India is the world’s largest receiver of remittances. Besides making it faster and easier, Bitcoin could help India save up to $7 billion in fees paid to international remittance companies and add this amount to the country's wealth.

According to India’s Economic Times, foreigners living in Gulf countries, most of which are Indians, sent about US$100 billion in remittances. A lot of these Gulf-based Indians are working as blue collar workers and have families that are dependant on them back home.

However, there is not only money being sent back to India. In fact, a lot of money is also flowing out. reports that in FY 16, Indians sent US$4 billion alone to students studying outside the country.

Traditionally, all this money is sent by parents who are supporting the higher education of their children. Most Indian people tend to either use wire transfer services like Western Union or Moneygram or banking channels like SWIFT.

Western Union in India has a partnership with India Post, the Indian post office that allows them access to nearly 10,000 post offices throughout India. The Western Union network is well recognized in India and they have over 110,000 agents in the country.

The Indian remittance scene

We wanted to better understand how the Indian remittance market is structured so we talked with some players who operate in India.

ZebPay Co-founder and COO, Sandeep Goenka says, “India is the world's biggest remittance market at more than $70 billion.”

He points out that the majority of the remittance is small amounts of around $200. For small amounts especially, users end up paying up to 15% in fees to companies like PayPal, Western Union or to banks through transfer and exchange rate fees.
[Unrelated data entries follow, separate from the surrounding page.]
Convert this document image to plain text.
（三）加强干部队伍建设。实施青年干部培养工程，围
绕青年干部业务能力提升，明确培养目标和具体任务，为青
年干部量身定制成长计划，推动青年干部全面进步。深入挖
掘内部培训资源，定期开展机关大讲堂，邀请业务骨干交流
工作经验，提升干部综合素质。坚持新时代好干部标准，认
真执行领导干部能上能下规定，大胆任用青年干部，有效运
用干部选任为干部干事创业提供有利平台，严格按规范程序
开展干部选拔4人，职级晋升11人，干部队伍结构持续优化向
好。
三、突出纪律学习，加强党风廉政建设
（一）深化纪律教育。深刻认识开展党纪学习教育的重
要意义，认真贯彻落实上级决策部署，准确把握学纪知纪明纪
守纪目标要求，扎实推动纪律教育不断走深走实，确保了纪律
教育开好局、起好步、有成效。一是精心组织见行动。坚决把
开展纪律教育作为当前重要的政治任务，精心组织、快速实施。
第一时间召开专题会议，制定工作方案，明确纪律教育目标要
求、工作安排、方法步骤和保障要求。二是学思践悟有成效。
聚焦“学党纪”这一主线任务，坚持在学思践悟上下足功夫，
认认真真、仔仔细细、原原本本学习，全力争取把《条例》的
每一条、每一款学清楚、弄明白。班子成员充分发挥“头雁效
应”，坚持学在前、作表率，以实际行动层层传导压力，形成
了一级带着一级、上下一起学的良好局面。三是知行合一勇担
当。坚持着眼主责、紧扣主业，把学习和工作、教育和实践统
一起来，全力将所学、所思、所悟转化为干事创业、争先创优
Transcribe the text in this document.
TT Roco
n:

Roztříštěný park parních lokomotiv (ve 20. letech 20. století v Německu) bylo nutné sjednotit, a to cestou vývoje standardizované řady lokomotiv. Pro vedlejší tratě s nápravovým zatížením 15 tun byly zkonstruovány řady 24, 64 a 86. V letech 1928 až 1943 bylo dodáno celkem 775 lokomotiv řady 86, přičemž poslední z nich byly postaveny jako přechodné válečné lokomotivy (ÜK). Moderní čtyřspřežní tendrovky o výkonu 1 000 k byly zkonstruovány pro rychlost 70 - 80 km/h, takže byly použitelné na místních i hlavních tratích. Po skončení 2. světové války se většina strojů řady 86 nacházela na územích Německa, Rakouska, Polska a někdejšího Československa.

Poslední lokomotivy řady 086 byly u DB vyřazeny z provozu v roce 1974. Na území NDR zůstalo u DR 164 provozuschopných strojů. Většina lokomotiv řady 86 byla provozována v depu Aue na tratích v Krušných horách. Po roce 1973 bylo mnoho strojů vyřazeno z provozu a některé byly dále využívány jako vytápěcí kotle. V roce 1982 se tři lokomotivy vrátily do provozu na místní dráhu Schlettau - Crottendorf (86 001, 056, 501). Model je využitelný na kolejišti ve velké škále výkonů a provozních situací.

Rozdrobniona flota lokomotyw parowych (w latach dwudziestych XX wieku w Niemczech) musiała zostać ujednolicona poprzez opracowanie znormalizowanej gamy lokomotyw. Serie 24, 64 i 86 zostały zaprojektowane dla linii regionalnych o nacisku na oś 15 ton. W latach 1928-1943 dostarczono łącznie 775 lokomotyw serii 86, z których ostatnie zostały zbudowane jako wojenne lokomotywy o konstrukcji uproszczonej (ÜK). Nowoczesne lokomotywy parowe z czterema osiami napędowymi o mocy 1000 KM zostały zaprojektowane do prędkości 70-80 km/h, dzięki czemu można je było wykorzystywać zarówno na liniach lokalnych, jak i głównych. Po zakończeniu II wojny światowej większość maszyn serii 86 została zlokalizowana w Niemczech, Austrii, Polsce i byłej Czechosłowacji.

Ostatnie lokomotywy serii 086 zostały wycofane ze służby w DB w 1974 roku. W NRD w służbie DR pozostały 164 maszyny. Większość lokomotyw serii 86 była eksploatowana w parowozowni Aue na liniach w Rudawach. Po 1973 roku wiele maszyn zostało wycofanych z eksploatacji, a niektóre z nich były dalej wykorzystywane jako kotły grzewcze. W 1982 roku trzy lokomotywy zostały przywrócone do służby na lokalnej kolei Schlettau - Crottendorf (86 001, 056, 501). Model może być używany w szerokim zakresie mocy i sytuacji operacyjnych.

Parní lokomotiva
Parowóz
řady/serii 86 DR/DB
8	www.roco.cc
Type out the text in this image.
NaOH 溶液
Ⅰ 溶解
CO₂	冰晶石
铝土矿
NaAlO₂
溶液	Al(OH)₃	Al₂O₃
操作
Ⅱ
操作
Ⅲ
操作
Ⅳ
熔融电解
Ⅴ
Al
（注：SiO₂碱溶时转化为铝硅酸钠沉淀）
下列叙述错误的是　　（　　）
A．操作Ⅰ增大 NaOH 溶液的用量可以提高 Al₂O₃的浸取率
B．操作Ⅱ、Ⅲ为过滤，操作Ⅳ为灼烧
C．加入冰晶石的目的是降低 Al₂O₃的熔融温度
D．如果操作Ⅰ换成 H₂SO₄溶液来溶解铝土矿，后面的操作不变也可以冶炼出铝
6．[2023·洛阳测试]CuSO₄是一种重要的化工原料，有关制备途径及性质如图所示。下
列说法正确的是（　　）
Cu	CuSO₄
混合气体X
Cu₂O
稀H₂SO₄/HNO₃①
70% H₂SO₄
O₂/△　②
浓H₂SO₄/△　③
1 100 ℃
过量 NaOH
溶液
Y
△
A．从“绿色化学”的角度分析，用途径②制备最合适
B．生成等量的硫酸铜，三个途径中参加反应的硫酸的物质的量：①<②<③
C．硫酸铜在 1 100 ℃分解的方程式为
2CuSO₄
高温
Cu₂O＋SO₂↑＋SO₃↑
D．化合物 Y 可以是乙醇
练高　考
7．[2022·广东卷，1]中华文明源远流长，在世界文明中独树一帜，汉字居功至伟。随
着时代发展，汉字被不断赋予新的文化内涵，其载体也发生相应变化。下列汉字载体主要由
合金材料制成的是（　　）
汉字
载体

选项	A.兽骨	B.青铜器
Bitcoin makes it extremely easy to send a small remittance back home.

Besides making it faster and easier, it could help save India up to $7 billion in fees paid to international remittance companies and add this amount to  country's wealth.

ZebPay’s focus is on creating bitcoin infrastructure and a reliable bitcoin exchange in India and they have a partnership with BitWage. They also offer services which allow their users to buy Amazon India and Flipkart shopping coupons. ZebPay also offers a mobile phone top up service for prepaid cellular phones in India.

Kamesh Mupparaju, CEO of BTCXIndia, agrees about the size of remittances to India and the potential that bitcoin has in this area:

“Bitcoin has a huge potential to make remittances cheaper, and for India especially. The absolute majority of remittances to India are sums under $500, and for transfers of this size fees quickly become a very high percentage of the total sums sent.”

Kamesh thinks that  Bitcoin offers a very cheap and effective solution for small remittances and can cut total fees of 1-2% for transfers of say $50 and in many instances other remittances services charge as high as above 10%.

Banking the unbanked

India is a nation of 1 billion people and a lot of them do not have access to basics that are taken for granted by many people in other countries. Banking is just one of those primary needs.

However progress is being made in that area. After the Hindu nationalist right-wing Bharatiya Janata Party (BJP) won the 2014 election and Narendra Modi became the Prime Minister, he initiated the Jan Dhan Yojana (Public Wealth Scheme) scheme aimed at giving the unbanked access to bank accounts.

According to PwC, India’s unbanked population has fallen from 557 million in 2011 to 233 million in 2014. However, a great deal of people still remain underserved or unserved by financial services sector.

Simon Dixon, CEO and Fund Manager Bitcoin Capital, says:

“We feel it is a long term play, but we recently invested in UnoCoin - the largest Bitcoin exchange in India as we saw potential in creating financial services for the unbanked in India, a very large and active remittance market that could benefit from some cost savings, as well as one of the largest consumers of Gold where a a Bitcoin to Gold market may offer some end benefits to those in the Gold business.”

Simon Dixon, CEO BnkToTheFuture

Potential but no clear road ahead

Bitcoin as well as other cryptocurrencies hold great potential. India has a very high mobile phone penetration. The country has the fastest growing telecom network in the world.

It is expected that by the end of 2016, India will have 684.1 million mobile phone users. All these people can potentially use cryptocurrencies. The grey area however is bitcoin regulation.

The Reserve Bank of India (RBI) in December 2015 said that it appreciated the technology behind Bitcoin, “With its potential to fight counterfeiting, the 'blockchain' is likely to bring about a major transformation in the functioning of financial markets, collateral identification (land records for instance) and payments system.”

What is clear though is to run a remittance business successfully in India, you need proper licenses and clearances.

Eric Grill, CEO CoinOutlet, says:

“Although bitcoin regulation in India is a grey area, it is clear that for remittances purposes only companies with bank licenses are allowed to offer prepaid mobile wallets and cross border remittances. The trend will be toward cross border bitcoin remittances which include donations, and payments for goods and services, as more people adopt bitcoin use.”

Kamesh of BTCXIndia also thinks that the main hurdle is the unclear regulatory situation. He concludes that there has been no clear guidance from Indian authorities for how exchanges, re-sellers, and other bitcoin companies are to be regulated.